Date of Award

May 2020

Degree Type


Degree Name

Doctor of Philosophy


Health Sciences

First Advisor

Jeri-Anne Lyons

Committee Members

Janis T Eells, Jennifer A Doll, Douglas A Steeber, Dean T Nardelli


citokines, Light treatment, Multiple sclerosis, muscle fatigue, nitrosative stress, Photobiomodulation


Multiple Sclerosis (MS) is a CD4+ T cell-mediated autoimmune demyelinating disease. The pathogenesis of MS is a combination of a pro-inflammatory autoimmune response coupled with nitrosative and oxidative stress. Mitochondrial dysfunction within the central nervous system (CNS) leads to a reduction of ATP and high concentrations of nitric oxide leads to the production of reactive oxygen and nitrogen species (ROS and RNS), resulting in oxidative and nitrosative stress that damages myelin and axons, leading to axonal loss and disease progression. Nitrosative stress is present in MS even in early stages of disease even before inflammation and the myelin destruction. The currently approved therapeutics to treat MS are effective at slowing disease progression but not preventing or reversing it, presumably because these strategies target the autoimmune response but do not address the accompanying oxidative/nitrosative stress.

Photobiomodulation (PBM) is a therapeutic strategy shown to have to ameliorate chronic inflammatory and neurodegenerative conditions. During PBM, light is absorbed by cytochrome c oxidase (CCO) producing an increase in ATP production and improvement of mitochondrial function. Previously, our lab reported that 670nm light administered over the course of disease resulted in reduced IFN-ɣ, TNF-α, and nitrosative stress, and increased IL-4, IL-10, which correlated with the reduction in disease severity in the Experimental autoimmune encephalopathy (EAE) model of MS.

Here, we evaluated the effect of PBM with different wavelengths of light administered at different doses on the immune response and nitrosative stress in MS subjects. The production of pro- and anti-inflammatory cytokines and the generation of nitrosative stress was measured in cell culture supernatants collected from peripheral blood mononuclear cells (PBMC) or isolated CD4+ T cells over the course of in-vitro treatment with light. The effect of PBM was dependent on the cell population (i.e., PBMC or CD4+ T cells); the wavelength of light; the dose of light administered; and severity of disease as assessed by the Patient Determined Disease Steps (PDDS) scale. The production of IFN-ɣ was higher by CD4+ T cells (735nm at 3J/cm2 and 10J/cm2) and PMBC (simultaneous 640/875/905nm, 1J/cm2 and 3J/cm2 in MS subjects with PDDS=0 compared to MS subjects with PDDS ≥1). Conversely, CD4+ T cells isolated from subjects with PDDS≥1 responded with higher levels of IL-10 compared with subjects with PDDS=0 after PBM treatment at 670nm (3J/cm2).

Photobiomodulation was effective at reducing the generation of nitrite by cells isolated from subjects with MS compared to cells not receiving light treatment. The treatment of PBMC with 830nm (10J/cm2) resulted in reduced (p=0.0153) nitrite in comparison with controls (no light treatment). In addition, the effect of PBM with 830nm light on nitrite reduction correlated with the modulation of cytokines. Treatment of PMBC with 830nm light (10J/cm2) resulted in significantly reduced nitrite and increased IL-10 (p=0.0271). These same conditions likewise reduced IFN-ɣ produced by PBMC to a reproducible not statistically significant level (p=0.1940).

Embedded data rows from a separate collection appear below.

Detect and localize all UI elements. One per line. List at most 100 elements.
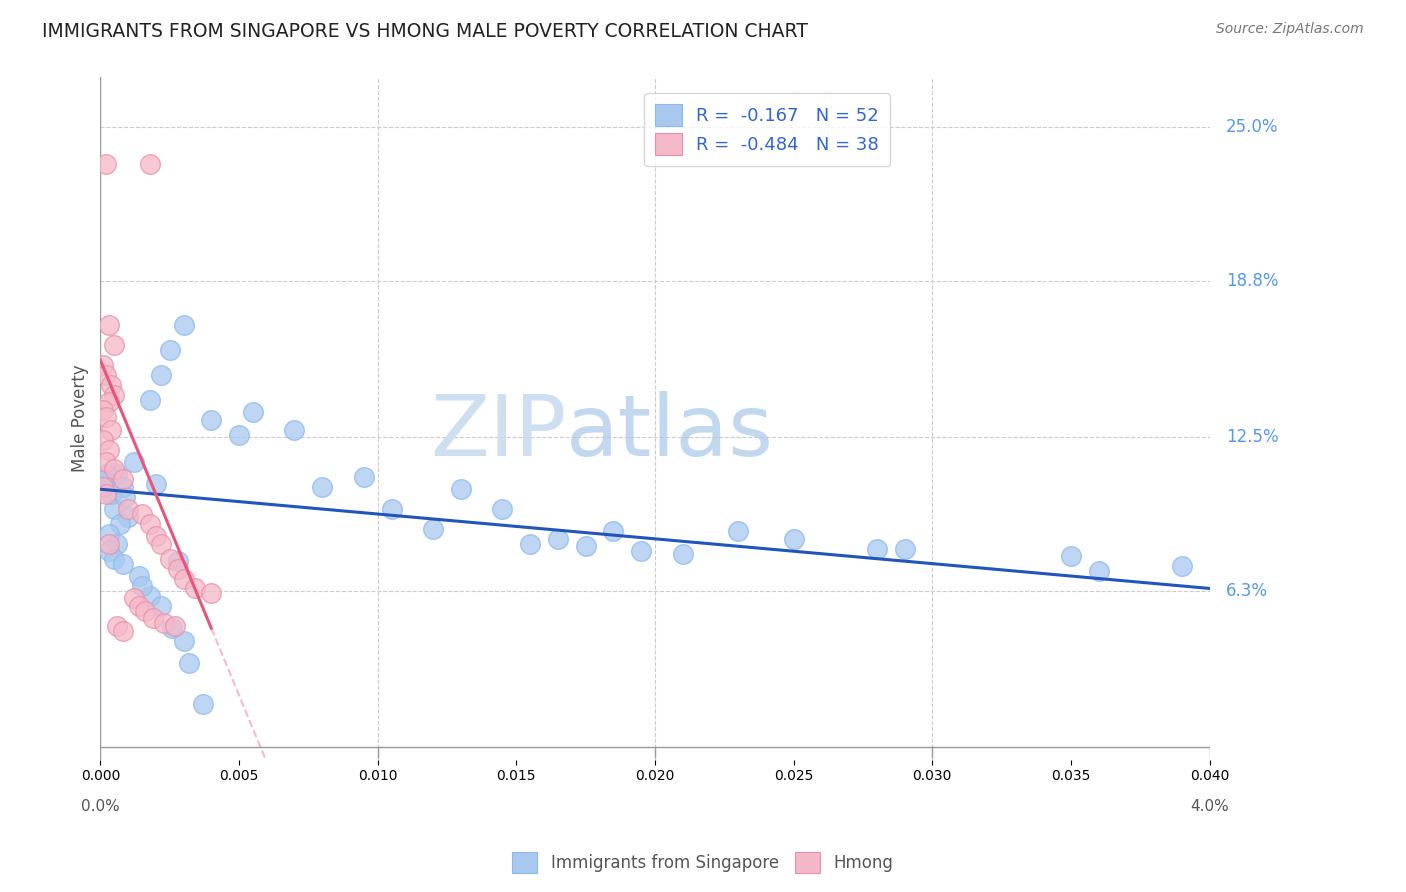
Point — [94, 368, 117, 383]
Point — [200, 586, 222, 600]
Point — [94, 157, 117, 171]
Point — [422, 522, 444, 536]
Point — [380, 502, 402, 516]
Point — [162, 621, 184, 635]
Point — [283, 423, 305, 437]
Point — [111, 557, 134, 571]
Point — [450, 482, 472, 496]
Point — [111, 480, 134, 494]
Point — [97, 537, 120, 551]
Point — [183, 582, 205, 596]
Point — [105, 467, 128, 482]
Point — [100, 378, 122, 392]
Point — [122, 455, 145, 469]
Point — [159, 343, 181, 358]
Text: atlas: atlas — [567, 391, 775, 474]
Point — [139, 516, 162, 531]
Point — [117, 509, 139, 524]
Y-axis label: Male Poverty: Male Poverty — [72, 365, 89, 473]
Text: 4.0%: 4.0% — [1189, 799, 1229, 814]
Point — [167, 554, 190, 568]
Point — [94, 455, 117, 469]
Point — [173, 572, 195, 586]
Point — [177, 656, 200, 670]
Point — [866, 541, 889, 556]
Point — [353, 470, 375, 484]
Point — [94, 467, 117, 482]
Point — [103, 462, 125, 476]
Point — [630, 544, 652, 558]
Point — [122, 591, 145, 606]
Point — [134, 604, 156, 618]
Point — [150, 599, 173, 613]
Point — [105, 537, 128, 551]
Legend: Immigrants from Singapore, Hmong: Immigrants from Singapore, Hmong — [506, 846, 900, 880]
Text: 25.0%: 25.0% — [1226, 118, 1278, 136]
Point — [150, 537, 173, 551]
Text: 0.0%: 0.0% — [82, 799, 120, 814]
Point — [602, 524, 624, 539]
Point — [159, 551, 181, 566]
Point — [97, 395, 120, 409]
Point — [131, 507, 153, 521]
Point — [108, 516, 131, 531]
Point — [173, 318, 195, 333]
Point — [131, 579, 153, 593]
Point — [91, 402, 114, 417]
Point — [91, 480, 114, 494]
Point — [150, 368, 173, 383]
Point — [105, 618, 128, 632]
Point — [173, 633, 195, 648]
Text: 6.3%: 6.3% — [1226, 582, 1268, 600]
Point — [97, 544, 120, 558]
Text: Source: ZipAtlas.com: Source: ZipAtlas.com — [1216, 22, 1364, 37]
Point — [1171, 559, 1194, 574]
Point — [242, 405, 264, 419]
Point — [97, 527, 120, 541]
Point — [228, 427, 250, 442]
Point — [575, 539, 598, 553]
Point — [100, 487, 122, 501]
Point — [103, 388, 125, 402]
Point — [91, 472, 114, 486]
Point — [145, 529, 167, 543]
Point — [114, 490, 136, 504]
Text: ZIP: ZIP — [430, 391, 567, 474]
Point — [139, 392, 162, 407]
Text: 12.5%: 12.5% — [1226, 428, 1279, 446]
Point — [91, 433, 114, 447]
Point — [111, 624, 134, 638]
Point — [491, 502, 513, 516]
Point — [200, 413, 222, 427]
Point — [128, 599, 150, 613]
Point — [117, 502, 139, 516]
Point — [672, 547, 695, 561]
Point — [893, 541, 915, 556]
Point — [97, 442, 120, 457]
Point — [97, 318, 120, 333]
Point — [103, 551, 125, 566]
Text: 18.8%: 18.8% — [1226, 272, 1278, 290]
Point — [145, 477, 167, 491]
Point — [142, 611, 165, 625]
Point — [103, 502, 125, 516]
Point — [1060, 549, 1083, 564]
Point — [519, 537, 541, 551]
Point — [547, 532, 569, 546]
Point — [100, 423, 122, 437]
Point — [91, 358, 114, 372]
Text: IMMIGRANTS FROM SINGAPORE VS HMONG MALE POVERTY CORRELATION CHART: IMMIGRANTS FROM SINGAPORE VS HMONG MALE … — [42, 22, 808, 41]
Point — [153, 616, 176, 631]
Point — [139, 157, 162, 171]
Point — [782, 532, 804, 546]
Point — [103, 338, 125, 352]
Point — [94, 410, 117, 425]
Point — [94, 487, 117, 501]
Point — [311, 480, 333, 494]
Point — [165, 618, 187, 632]
Point — [139, 589, 162, 603]
Point — [128, 569, 150, 583]
Point — [111, 472, 134, 486]
Point — [1087, 564, 1109, 578]
Point — [727, 524, 749, 539]
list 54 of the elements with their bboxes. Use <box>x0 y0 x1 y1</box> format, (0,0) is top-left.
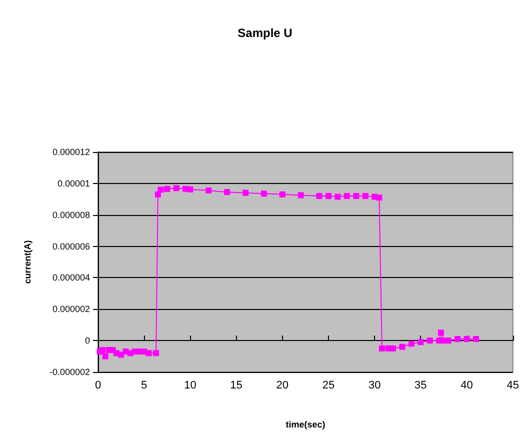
y-tick-label: 0.000012 <box>52 147 90 157</box>
y-tick-label: 0.000008 <box>52 210 90 220</box>
y-axis-title: current(A) <box>22 240 32 284</box>
x-tick-label: 5 <box>141 380 148 392</box>
point <box>154 191 161 198</box>
point <box>353 193 360 199</box>
point <box>260 190 267 197</box>
y-tick-label: -0.000002 <box>49 367 90 377</box>
point <box>376 194 382 201</box>
x-tick-label: 35 <box>414 380 427 392</box>
y-tick-label: 0.000002 <box>52 304 90 314</box>
point <box>408 340 414 347</box>
point <box>438 330 444 336</box>
point <box>362 193 368 199</box>
point <box>102 353 108 360</box>
point <box>378 345 385 352</box>
point <box>100 347 106 353</box>
point <box>390 345 396 352</box>
y-tick-label: 0.00001 <box>57 178 90 188</box>
x-tick-label: 25 <box>322 380 335 392</box>
x-tick-label: 0 <box>94 380 102 392</box>
x-tick-label: 45 <box>506 380 520 392</box>
point <box>473 336 480 342</box>
point <box>325 193 332 199</box>
point <box>158 186 164 193</box>
point <box>242 190 249 196</box>
x-tick-label: 30 <box>368 380 381 392</box>
point <box>173 185 180 192</box>
x-axis-title: time(sec) <box>286 420 326 430</box>
chart-title: Sample U <box>238 26 292 40</box>
point <box>153 350 160 356</box>
y-tick-label: 0.000006 <box>52 241 90 252</box>
point <box>206 188 212 194</box>
point <box>316 193 322 199</box>
x-tick-label: 20 <box>276 380 289 392</box>
point <box>454 336 461 342</box>
y-tick-label: 0.000004 <box>52 272 90 283</box>
point <box>187 186 194 192</box>
point <box>224 189 230 196</box>
point <box>418 339 424 346</box>
y-tick-label: 0 <box>84 336 90 346</box>
point <box>426 338 433 344</box>
point <box>298 192 304 198</box>
x-tick-label: 10 <box>184 380 196 392</box>
point <box>334 194 341 200</box>
x-tick-label: 40 <box>460 380 473 392</box>
point <box>399 344 406 350</box>
point <box>445 338 452 344</box>
x-tick-label: 15 <box>230 380 242 392</box>
point <box>464 336 470 342</box>
point <box>146 350 152 356</box>
point <box>344 193 350 199</box>
point <box>164 186 170 192</box>
point <box>279 191 286 198</box>
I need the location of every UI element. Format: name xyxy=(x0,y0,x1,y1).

The results to evaluate PBM on muscle fatigue showed that all MS subjects were able to recover strength within 12% of their initial strength after a single PBM treatment with the energy dose of 120J. Extended PBM treatment showed improvement in muscle recovery in some patients, however statistical significance was not achieved. The systemic effect of regional PBM therapy was assessed by measuring serum cytokines following light treatment. Most of the IFN-ɣ, IL-6 and IL-10 values on serum samples from MS subjects were below the limit of detection, which correlates with an absence of active disease. Values of TGF-β were lower in patients with higher disability status (PDDS≥1). The extended PBM treatment with the active device increased TGF-β levels in patients with higher disability status (PDDS≥1) compared to the inactive device, however, the increase was not significant.

Collectively, the results presented show the potential of PBM to modulate immune response, reduce nitrosative stress, and improve muscle recovery. Future experiments with a more extended PBM treatment, subjects with higher disability status, and more sensitive methods to evaluate muscle recovery are needed.